I asked him, in the context of what RFK Jr. wrote, about the statistical proof that there was causation, not mere correlation, regarding the low voter turnout where machine/voter ratio was low.

He didn't answer that question directly, pointing me to the paper I quoted in the last entry, and saying "sometimes it is possible to answer if one brings enough data and cleverness to the question." He asserted the butterfly ballot did cause Gore to lose in 2000: I'm skeptical, but I don't have the inclination right now to dig in, so I'll just link to the paper.

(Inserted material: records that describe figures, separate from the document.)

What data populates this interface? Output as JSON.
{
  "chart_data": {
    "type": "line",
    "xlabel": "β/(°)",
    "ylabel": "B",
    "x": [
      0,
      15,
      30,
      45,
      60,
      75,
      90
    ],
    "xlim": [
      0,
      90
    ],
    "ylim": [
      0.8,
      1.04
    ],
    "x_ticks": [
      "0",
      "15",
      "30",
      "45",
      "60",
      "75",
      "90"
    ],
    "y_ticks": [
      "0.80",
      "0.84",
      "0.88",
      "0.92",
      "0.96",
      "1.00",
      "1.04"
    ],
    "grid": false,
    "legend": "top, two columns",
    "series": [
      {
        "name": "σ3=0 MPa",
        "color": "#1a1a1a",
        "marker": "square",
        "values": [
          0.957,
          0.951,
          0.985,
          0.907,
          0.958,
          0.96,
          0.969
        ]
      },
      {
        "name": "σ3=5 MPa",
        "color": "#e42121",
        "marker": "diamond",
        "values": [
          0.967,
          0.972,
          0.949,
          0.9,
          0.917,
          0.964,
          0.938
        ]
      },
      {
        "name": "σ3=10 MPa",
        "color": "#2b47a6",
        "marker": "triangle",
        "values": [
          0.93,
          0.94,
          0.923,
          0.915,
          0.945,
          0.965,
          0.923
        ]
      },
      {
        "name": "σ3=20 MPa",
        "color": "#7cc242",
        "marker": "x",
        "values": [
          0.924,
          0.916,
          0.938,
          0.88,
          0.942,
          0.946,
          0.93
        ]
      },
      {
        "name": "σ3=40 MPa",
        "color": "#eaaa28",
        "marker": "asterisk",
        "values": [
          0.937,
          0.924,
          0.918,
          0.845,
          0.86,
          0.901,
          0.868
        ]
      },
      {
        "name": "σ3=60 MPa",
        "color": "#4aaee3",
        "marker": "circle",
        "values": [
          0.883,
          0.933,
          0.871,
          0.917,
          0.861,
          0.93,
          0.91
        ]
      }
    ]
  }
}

Anyway, as mentioned before, I think the aforementioned paper failed to even claim proof of causation.

However, that's all a minor point, since, as Sekhon says repeatedly, "voting allocation issues were not large enough to change the outcome."

Regarding RFK Jr., though, he stated what I've been saying, that most on the left think I'm all wet about. Judge for yourself what this Democratic expert who thinks Gore won in 2000 has to say about RFK Jr., and claims that Kerry won in 2004:

RFK's article is misconceiving, socially damaging and simply wrong---much like his previous one on autism and vaccines. RFK selectively cites the DNC report. More voters supported Bush in Ohio in 2004 than Kerry. There is no scientific evidence that they did not. There were some irregularities (such as the allocation of voting machines), but they were not large enough to change the outcome. Bush won in 2004; Democrats have to admit that he really did if they are to fix their electoral problems much like how an alcoholic first has to admit that s/he has a problem.